Tip: Contact other child sponsors to get a sense of their overall satisfaction with the organization.


While some organizations are a single entity under one name, others may be a network of local affiliates or chapters. If you give to a local chapter or affiliate, do not assume your donation will be spent locally. Nor should you assume that a chapter’s operations are fully controlled by the national office.
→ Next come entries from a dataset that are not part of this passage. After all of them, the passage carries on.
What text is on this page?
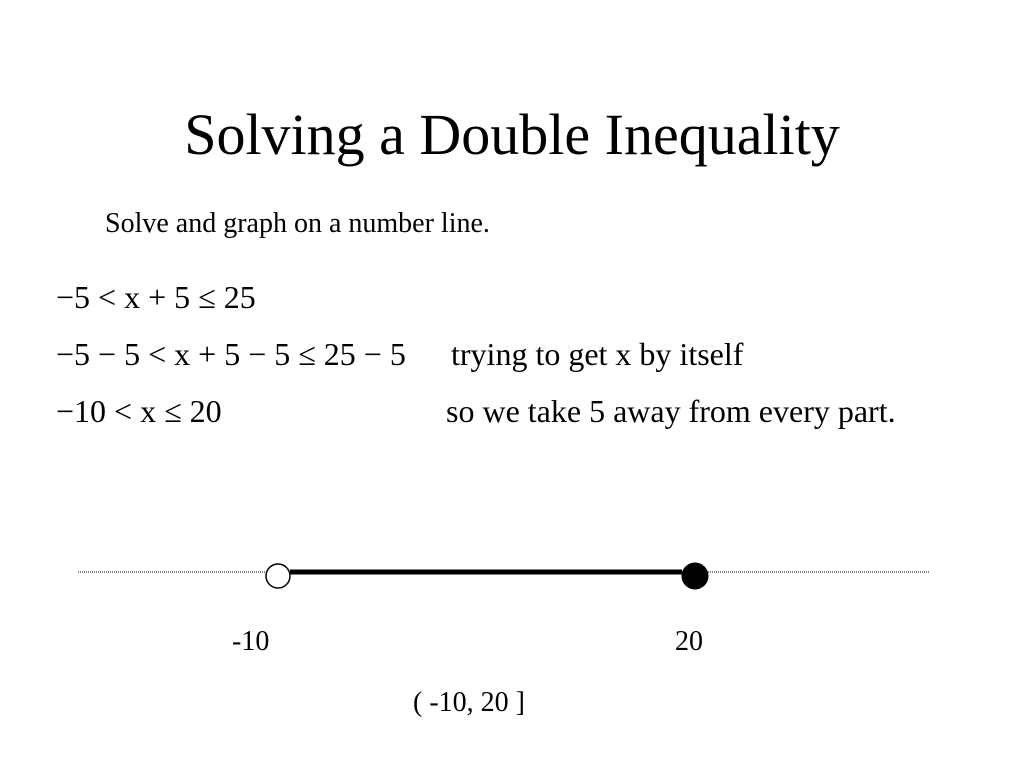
Solving a Double Inequality
Solve and graph on a number line.
−5 < x + 5 ≤ 25
−5 − 5 < x + 5 − 5 ≤ 25 − 5
−10 < x ≤ 20
trying to get x by itself
so we take 5 away from every part.
-10	20
( -10, 20 ]
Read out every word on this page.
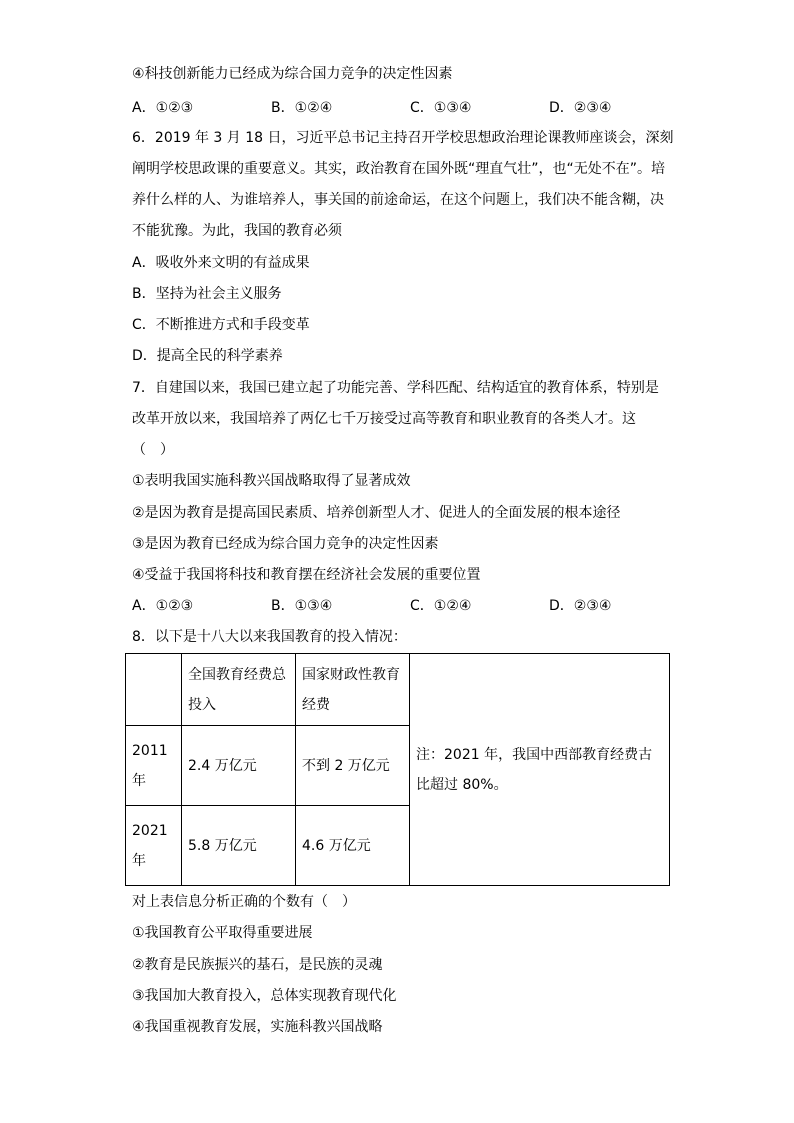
④科技创新能力已经成为综合国力竞争的决定性因素
A．①②③	B．①②④	C．①③④	D．②③④
6．2019 年 3 月 18 日，习近平总书记主持召开学校思想政治理论课教师座谈会，深刻
阐明学校思政课的重要意义。其实，政治教育在国外既“理直气壮”，也“无处不在”。培
养什么样的人、为谁培养人，事关国的前途命运，在这个问题上，我们决不能含糊，决
不能犹豫。为此，我国的教育必须
A．吸收外来文明的有益成果
B．坚持为社会主义服务
C．不断推进方式和手段变革
D．提高全民的科学素养
7．自建国以来，我国已建立起了功能完善、学科匹配、结构适宜的教育体系，特别是
改革开放以来，我国培养了两亿七千万接受过高等教育和职业教育的各类人才。这
（　）
①表明我国实施科教兴国战略取得了显著成效
②是因为教育是提高国民素质、培养创新型人才、促进人的全面发展的根本途径
③是因为教育已经成为综合国力竞争的决定性因素
④受益于我国将科技和教育摆在经济社会发展的重要位置
A．①②③	B．①③④	C．①②④	D．②③④
8．以下是十八大以来我国教育的投入情况：

	全国教育经费总投入	国家财政性教育经费	注：2021 年，我国中西部教育经费古比超过 80%。

2011 年	2.4 万亿元	不到 2 万亿元	

2021 年	5.8 万亿元	4.6 万亿元	
对上表信息分析正确的个数有（　）
①我国教育公平取得重要进展
②教育是民族振兴的基石，是民族的灵魂
③我国加大教育投入，总体实现教育现代化
④我国重视教育发展，实施科教兴国战略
Many different types of relationships can exist between a charity’s national office and its chapters. Here are three possible relationships chapters:

  1. The national office performs certain functions, such as developing educational or fund-raising materials but does not supervise affiliates. In this case, the local chapters are incorporated separately from the national office and each applies for its own tax-exempt status from the IRS. Each local chapter’s programs and fund-raising is under the control of the chapter’s local board of directors. To support the national office, the local affiliates purchase materials produced by it or send it a small percentage of their locally collected funds.
  2. The organization’s national office and affiliates function as one centralized unit under the control of a national board of directors. All income and expenses are channeled through the national office. In this case, the chapters are not separate legal entities and have only limited authority, as stated in their charter agreements with the national office.
  3. Most national/chapter relationships fall somewhere between the two extremes in the preceding two paragraphs. In such a case, both the national office and the local affiliates share some level of authority. Local chapters may or may not be separately incorporated, but all have their own governing boards, some of which share control with the national office. The charity may have statewide affiliates that perform functions at the state level. With this structure, there is usually a fund sharing or dues formula between the local affiliates and the national office.

Caution: The bottom line for you is that, depending on the organization’s structure, the local affiliate may carry out different activities from those of the national office. It is important to inquire about this difference. In addition, donors may want to identify how much of a local affiliate’s contributions are spent on local programs.

Caution: When considering a donation to a local chapter, it is wise to check out the chapter separately.